La prétendue assistance de Cavaignac n’était donc en vérité que la forme amicale et attristée de la résignation au triomphe autrichien.

Des infortunes semblables avaient fondu dans le reste de l’Europe sur les révolutionnaires.

Quatre-vingt mille hommes envoyés par le tsar Nicolas avaient mis à l’ordre les fantaisies roumaines. La Porte protestant qu’elle n’avait pas besoin d’être suppléée, réclama contre cette occupation russe et envoya des troupes à Bucharest. En même temps, le recul commença à Posen. Les Polonais, ayant pris les armes pour protester contre le retrait hypocrite des récentes concessions, furent battus ; les Allemands crièrent à la jacquerie ; le sentiment unanime de sympathie qui avait éclaté en Prusse se changea en un sentiment non moins unanime de haine. Dans les journaux et dans les clubs de Berlin, on prêchait ouvertement une croisade contre les Polonais de Posen. Les mesures de rigueur les plus sévères furent déployées contre eux. Tout prisonnier pris les armes à la main était fusillé. Ceux qui étaient remis en liberté étaient marqués sur l’oreille et sur la main droite, au moyen du nitrate d’argent et d’une couleur noire. A l’exception de huit districts sur vingt-six, le duché fut incorporé définitivement à la Prusse.

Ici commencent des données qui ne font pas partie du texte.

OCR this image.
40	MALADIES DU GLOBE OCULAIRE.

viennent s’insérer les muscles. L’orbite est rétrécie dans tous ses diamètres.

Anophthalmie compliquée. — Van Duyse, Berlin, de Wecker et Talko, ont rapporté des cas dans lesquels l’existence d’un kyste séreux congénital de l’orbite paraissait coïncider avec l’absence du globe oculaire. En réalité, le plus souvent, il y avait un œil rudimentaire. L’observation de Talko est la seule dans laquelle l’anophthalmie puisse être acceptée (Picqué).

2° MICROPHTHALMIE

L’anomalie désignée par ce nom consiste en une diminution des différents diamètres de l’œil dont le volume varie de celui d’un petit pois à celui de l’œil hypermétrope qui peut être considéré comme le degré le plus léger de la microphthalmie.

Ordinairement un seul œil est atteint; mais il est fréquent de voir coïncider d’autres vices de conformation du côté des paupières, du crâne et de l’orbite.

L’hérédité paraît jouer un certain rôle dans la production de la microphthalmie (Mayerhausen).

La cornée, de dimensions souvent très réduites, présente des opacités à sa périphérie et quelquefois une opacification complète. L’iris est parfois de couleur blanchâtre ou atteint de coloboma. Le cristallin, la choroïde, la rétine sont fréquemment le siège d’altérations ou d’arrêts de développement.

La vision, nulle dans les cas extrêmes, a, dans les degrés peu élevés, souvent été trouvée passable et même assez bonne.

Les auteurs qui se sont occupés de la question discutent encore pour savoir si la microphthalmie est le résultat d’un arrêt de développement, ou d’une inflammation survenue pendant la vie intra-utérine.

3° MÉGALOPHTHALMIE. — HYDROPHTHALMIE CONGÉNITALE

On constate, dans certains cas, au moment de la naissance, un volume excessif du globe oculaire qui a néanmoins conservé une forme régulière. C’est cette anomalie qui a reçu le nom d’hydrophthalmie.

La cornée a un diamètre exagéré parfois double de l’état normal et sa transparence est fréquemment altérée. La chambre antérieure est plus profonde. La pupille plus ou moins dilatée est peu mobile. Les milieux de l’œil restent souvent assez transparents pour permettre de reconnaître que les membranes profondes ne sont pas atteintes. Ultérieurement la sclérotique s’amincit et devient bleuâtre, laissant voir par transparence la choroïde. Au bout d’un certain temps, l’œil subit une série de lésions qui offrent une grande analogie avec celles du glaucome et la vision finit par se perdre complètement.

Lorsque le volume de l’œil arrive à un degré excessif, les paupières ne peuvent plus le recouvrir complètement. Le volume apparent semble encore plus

A Berlin le roi supportait de plus en plus malaisément les entreprises et les discours de la Chambre qu’il avait convoquée pour établir une constitution ; ses votes et ses délibérations l’exaspéraient ; il ne se décidait cependant pas à s’en débarrasser. Parmi ceux avec lesquels il aimait à s’entretenir de cette situation était le fougueux orateur du Landtag Bismarck[1]. « Une action énergique, lui disait un jour le roi sur la terrasse de l’orangerie de Potsdam, pourrait être dangereuse. — L’absence de courage, riposta Bismarck, serait seule périlleuse. Du courage, du courage et encore du courage, et Votre Majesté triomphera. » À ce moment la reine sortant d’un bosquet s’écria : « Mais, monsieur de Bismarck, comment pouvez-vous parler à votre roi en de tels termes ? — Laissez-le dire, répondit le roi en riant, je le mettrai bientôt à la raison, » et il continua à exposer sa tactique défensive. Il finit cependant par comprendre qu’elle n’était qu’une capitulation. Il se décide, rappelle ses troupes, renvoie ses ministres concilians, et constitue, sous la présidence du comte de

  1. Emile Ollivier, l’Empire libéral, t. Ier, p. 263.